Klassische Philharmonie Nordwest brilliert auf Französisch

Glanzkonzert wie an der Elbe

Assia Cunego an der Harfe. - Foto: Horst Friedrichs

Hoya - Von Horst Friedrichs. Ein Hauch vom Glanz der Elbphilharmonie hielt am Sonntag Einzug in die Aula der Grundschule Hoya. In Konzertsaal-Atmosphäre bewirkten das eine formidable Akustik und die „Weinberg-Anordnung“ von Orchester und Publikum.

Von feinen Instrumentaltönen bis hin zur geballten harmonischen Wucht einer großen Orchesterbesetzung reichte der klangliche Hochgenuss, den die Klassische Philharmonie Nordwest unter Leitung von Ulrich Semrau mit Werken französischer Komponisten darbot. Glanzvolle Akzente setzte Harfenistin Assia Cunego, mit Recht als Weltklasse-Musikerin angekündigt.

Im 20. Jahr ihres Bestehens gastierte die Klassische Philharmonie Nordwest in Hoya ausnahmsweise an einem anderen Ort als in der gewohnten, zurzeit wegen Sanierungsarbeiten gesperrten Martinskirche, und zwar in der Schnittfläche geschichtsträchtiger Koordinaten: „An dieser Stelle, nur zehn Meter höher“, sagte Kulturkreis-Vorsitzender Georg Sättler zu Beginn des Konzerts in der Aula der Grundschule, „fing für den Kulturkreis Grafschaft Hoya einst alles an.“ 

Damals fanden Konzerte in der Aula im zweiten Stock des mittlerweile abgerissenen Grundschul-Gebäudes statt. Im Gegensatz zu dieser präsentierte sich die neue Aula als schalldichter Glaspalast, an dem der Fahrzeugverkehr auf der angrenzenden Weserstraße lautlos vorüberglitt.

Ungewöhnlich mutete die Platzierung von Orchester und Publikumsreihen nur auf den ersten Blick an. Das Klangerlebnis, das die Musiker den U-förmig um sie herum gruppierten Zuhörern boten, zerstreute rasch jegliches Gewohnheitsbedürfnis.

Georg Sättler erläuterte den Konzertgästen, weshalb man diese Form, nämlich die sogenannte Weinberg-Anordnung, gewählt hatte: Die eigentliche Bühne der Grundschul-Aula war für die große Orchester-Formation einfach zu klein. Dem kundigen Konzertbesucher erschloss sich indessen rasch, dass das Weinberg-Prinzip auch in Hamburgs Elbphilharmonie angewendet wird.
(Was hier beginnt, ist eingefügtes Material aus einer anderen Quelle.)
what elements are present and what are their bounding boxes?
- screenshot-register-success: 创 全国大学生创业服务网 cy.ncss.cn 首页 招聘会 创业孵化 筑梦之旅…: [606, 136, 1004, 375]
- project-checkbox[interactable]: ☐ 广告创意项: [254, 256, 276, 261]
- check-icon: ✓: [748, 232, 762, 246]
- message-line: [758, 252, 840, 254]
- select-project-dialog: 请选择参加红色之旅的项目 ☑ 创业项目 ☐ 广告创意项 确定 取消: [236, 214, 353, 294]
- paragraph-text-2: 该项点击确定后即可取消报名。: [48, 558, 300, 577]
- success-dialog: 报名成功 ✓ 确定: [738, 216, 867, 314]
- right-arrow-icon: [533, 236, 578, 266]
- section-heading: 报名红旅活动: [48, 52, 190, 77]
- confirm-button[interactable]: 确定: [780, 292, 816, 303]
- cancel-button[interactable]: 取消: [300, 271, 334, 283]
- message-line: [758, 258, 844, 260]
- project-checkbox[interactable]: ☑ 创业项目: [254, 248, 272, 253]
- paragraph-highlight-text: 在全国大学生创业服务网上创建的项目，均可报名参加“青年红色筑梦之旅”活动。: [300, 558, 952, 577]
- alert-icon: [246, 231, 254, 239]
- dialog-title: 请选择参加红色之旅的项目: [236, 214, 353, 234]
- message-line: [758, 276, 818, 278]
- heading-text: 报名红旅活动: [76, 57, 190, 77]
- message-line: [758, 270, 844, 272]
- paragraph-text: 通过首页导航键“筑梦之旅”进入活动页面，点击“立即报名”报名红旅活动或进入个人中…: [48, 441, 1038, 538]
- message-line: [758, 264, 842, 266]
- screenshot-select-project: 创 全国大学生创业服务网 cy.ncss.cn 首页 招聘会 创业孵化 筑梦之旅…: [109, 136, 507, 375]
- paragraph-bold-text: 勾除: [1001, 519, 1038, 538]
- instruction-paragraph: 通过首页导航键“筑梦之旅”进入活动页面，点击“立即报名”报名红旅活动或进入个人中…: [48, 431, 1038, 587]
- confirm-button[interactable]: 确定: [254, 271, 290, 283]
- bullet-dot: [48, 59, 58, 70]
Frankreichs berühmter Komponist Maurice Ravel (1875-1937) war im Hoyaer Konzertprogramm gleich zwei Mal vertreten – zum Auftakt mit „Le tombeau de Couperin“, einem Werk, das Ravel sechs seiner im Ersten Weltkrieg gefallenen Soldatenkameraden gewidmet hat.

Es folgte ein Solostück der Harfenistin Assia Cunego, „Cordée – Sonatine pour harpe“ von Pierre-Max Dubois (1930-1995). Wie die Italienerin erläuterte, ist dieses Werk entstanden, nachdem die Harfenistinnen am Pariser Konservatorium mehr Kompositionen für Harfe verlangt hatten.

Von Camille Saint-Saëns (1835-1921) stammt das anschließende Konzertstück für Harfe und Orchester, in dem Assia Cunego den kraftvollen Klangkörper mit perlender Saiten-Virtuosität ergänzte. Nach der Pause folgten Ravels „Pavane pur une infante defunte“ und schließlich als furioser Abschluss die Sinfonie d-moll von César Franck (1835-1921).

Nach lang anhaltendem Applaus für das Orchester und seinen Dirigenten ging ein Konzerterlebnis zu Ende. Georg Sättler dankte Stadt und Grundschule für die Unterstützung und teilte mit, dass das Neujahrskonzert der Philharmonie am 15. Januar 2017 stattfinden werde, wiederum in der Aula der Grundschule.